Posted: July 21, 2021
by Adam Duxter
MILWAUKEE — As the Milwaukee Bucks prepare for the parade of a lifetime Thursday afternoon, Milwaukee resident Jane Gallop is once again led to reminisce on of a different type of route she once took with the team’s most valuable player.
A UW-Milwaukee professor, Gallop’s fandom began in earnest in 2001 when she developed a love for the team while watching with her son as the Bucks made a run to the Eastern Conference Finals.
The decade to follow put her fandom to the test. The team failed to move past the first round of the playoffs. A half dozen coaches tried, and failed, to right the ship. It had not been easy.
Yet eight years ago, she had a good feeling about the team’s draft choice.
“It’s 2013, and the Bucks suck,” she said. “Giannis is a rookie. I am such a serious Bucks fan, and I’m an optimist. I think, this guy, he’s going to be it.”
Antetokounmpo was a work in progress. He’d only been playing basketball for five years. He grew up poor. During his rookie season, he sent nearly his entire salary home to Greece in order to support his family. Very few people knew of his potential, let alone how to pronounce his name.

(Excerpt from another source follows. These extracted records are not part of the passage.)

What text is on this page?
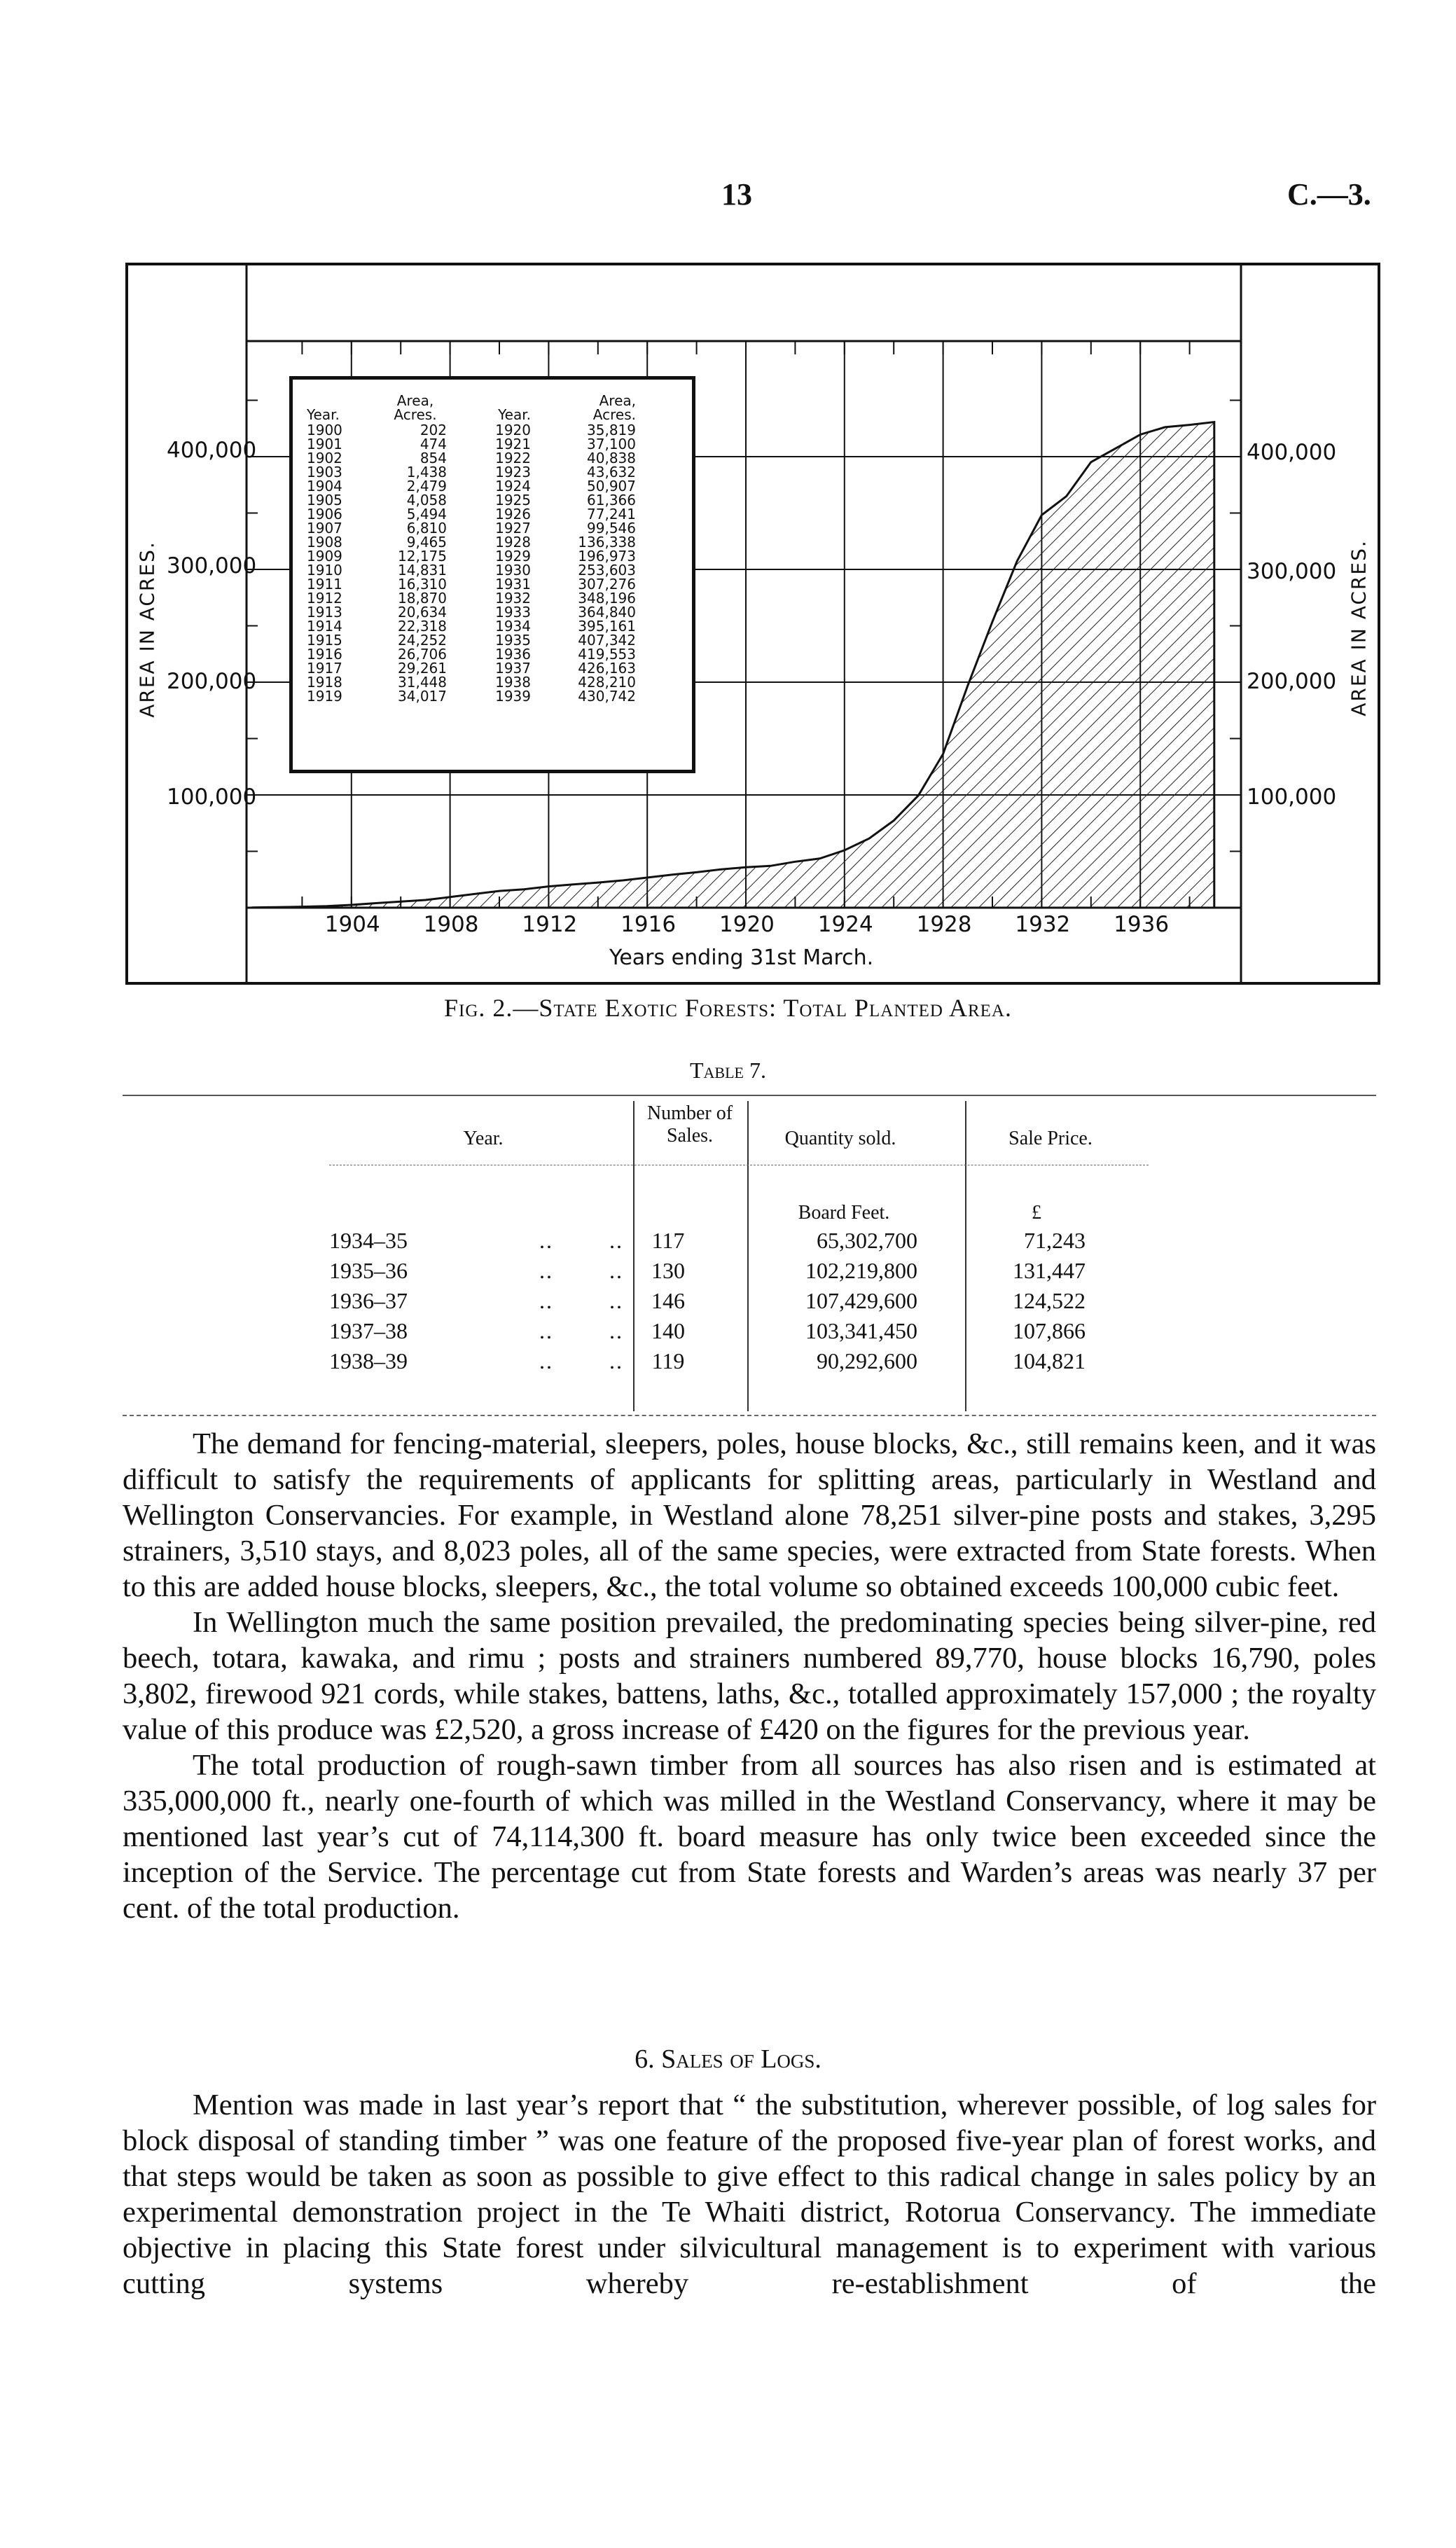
13	C.—3.
400,000
300,000
200,000
100,000
AREA IN ACRES.
400,000
300,000
200,000
100,000
AREA IN ACRES.
1904 1908 1912 1916 1920 1924 1928 1932 1936
Years ending 31st March.
Area,	Area,
Year.	Acres.	Year.	Acres.
1900	202	1920	35,819
1901	474	1921	37,100
1902	854	1922	40,838
1903	1,438	1923	43,632
1904	2,479	1924	50,907
1905	4,058	1925	61,366
1906	5,494	1926	77,241
1907	6,810	1927	99,546
1908	9,465	1928	136,338
1909	12,175	1929	196,973
1910	14,831	1930	253,603
1911	16,310	1931	307,276
1912	18,870	1932	348,196
1913	20,634	1933	364,840
1914	22,318	1934	395,161
1915	24,252	1935	407,342
1916	26,706	1936	419,553
1917	29,261	1937	426,163
1918	31,448	1938	428,210
1919	34,017	1939	430,742
Fig. 2.—State Exotic Forests: Total Planted Area.
Table 7.
Year.
Number of
Sales.	Quantity sold.	Sale Price.
Board Feet.	£
1934–35	..        ..	117	65,302,700	71,243
1935–36	..        ..	130	102,219,800	131,447
1936–37	..        ..	146	107,429,600	124,522
1937–38	..        ..	140	103,341,450	107,866
1938–39	..        ..	119	90,292,600	104,821

The demand for fencing-material, sleepers, poles, house blocks, &c., still remains keen, and it was difficult to satisfy the requirements of applicants for splitting areas, particularly in Westland and Wellington Conservancies. For example, in Westland alone 78,251 silver-pine posts and stakes, 3,295 strainers, 3,510 stays, and 8,023 poles, all of the same species, were extracted from State forests. When to this are added house blocks, sleepers, &c., the total volume so obtained exceeds 100,000 cubic feet.

In Wellington much the same position prevailed, the predominating species being silver-pine, red beech, totara, kawaka, and rimu ; posts and strainers numbered 89,770, house blocks 16,790, poles 3,802, firewood 921 cords, while stakes, battens, laths, &c., totalled approximately 157,000 ; the royalty value of this produce was £2,520, a gross increase of £420 on the figures for the previous year.

The total production of rough-sawn timber from all sources has also risen and is estimated at 335,000,000 ft., nearly one-fourth of which was milled in the Westland Conservancy, where it may be mentioned last year’s cut of 74,114,300 ft. board measure has only twice been exceeded since the inception of the Service. The percentage cut from State forests and Warden’s areas was nearly 37 per cent. of the total production.

6. Sales of Logs.

Mention was made in last year’s report that “ the substitution, wherever possible, of log sales for block disposal of standing timber ” was one feature of the proposed five-year plan of forest works, and that steps would be taken as soon as possible to give effect to this radical change in sales policy by an experimental demonstration project in the Te Whaiti district, Rotorua Conservancy. The immediate objective in placing this State forest under silvicultural management is to experiment with various cutting systems whereby re-establishment of the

“I thought, maybe he could be the next Ray Allen,” Gallop said.
That November, Gallop learned the one thing Antetokounmpo was truly unprepared for – a Wisconsin winter.
“We’re out shopping and I see like two blocks away, a very tall person running, and I think it looks like it might be Giannis,” she said. “He’s running, he’s wearing jeans and a windbreaker, and it’s 18 degrees out.”
Dumbfounded at the sight of the 7-foot tall teen running through the city’s downtown, she offered him a ride.
“We drive up right next to him, (my boyfriend) rolls up right next to him and says do you want a ride? He asked if we were going to the Bradley center.”
Then, the 18-year-old got into the car with two total strangers. While Gallop’s may have been driving a Honda Fit, Antetokounmpo did not.
“He climbs into the backseat of our car. He was at the time, he was maybe 6’9, maybe 6’10, and we have a really little car,” she said. “He’s sitting in the backseat, all folded, like his knees up to his chin.”
A true Midwesterner, Gallop couldn’t help what she said next.
“I say ‘You’ve got to wear a winter jacket!’ This is my concern. I’m old enough to be his mother. I know he’s never been in cold weather because it doesn’t get this cold in Greece. I said ‘You’ve got to get a winter jacket!’ He said ‘My credit card doesn’t work and I’ve sent all my money to my parents!’ He explained to me he was at Western Union sending all his money to his family, then he had no way to get to the Bradley Center because he had no money and alone. He decided he was going to run what was like 2-3 mile (to the Bradley Center).”
The ride itself didn’t last long. So short, in fact, Gallop didn’t even think to ask for a photo.
“I got his autograph,” she said. “I took out a piece of scrap paper from my purse, I said I want your autograph in English and in Greek. He signed it in both. We got out of the car, I shook his hand and I said good luck.”
It wasn’t until years later she’d learned a Bucks assistant coach had watched as Giannis exited the unfamiliar car, only to berate him for getting in such a car to begin with.
“(They were) watching some strangers drop off their new rookie who was like, the hope of the franchise, and they say to them ‘Who was that’? And he said to them, ‘I don’t know but they were very nice.’ They said to him ‘In America, you can’t take rides with strangers’, so he never did again.”
Years later, Gallop holds the memory close, wearing her green #34 jersey with pride. After all, maybe it never could have happened without her.
She, like many, feels a certain bond with the star player. As he has grown, the city has grown too. They are one in the same.
“I think he means everything to the city,” Gallop said. “This is a city where things are rough. The economy has been rough, the downtown was half empty, we went through a pandemic…He is somebody where adversity just means, ‘Ok, that’s life, I keep going, and I keep doing my best’.”
As Giannis wept tears of joy Tuesday night, so did Gallop – watching in Scotland, with her son who now lives and works there. During the moment, she saw Antetokounmpo as a man transformed through his hard work and determination. She also, however, still saw the 18-year-old sprinting to practice, no car, no cash, trusting enough of his surroundings to accept a ride from a total stranger.
“I’m so thrilled to have this little connection to this magnificent person,” Gallop said.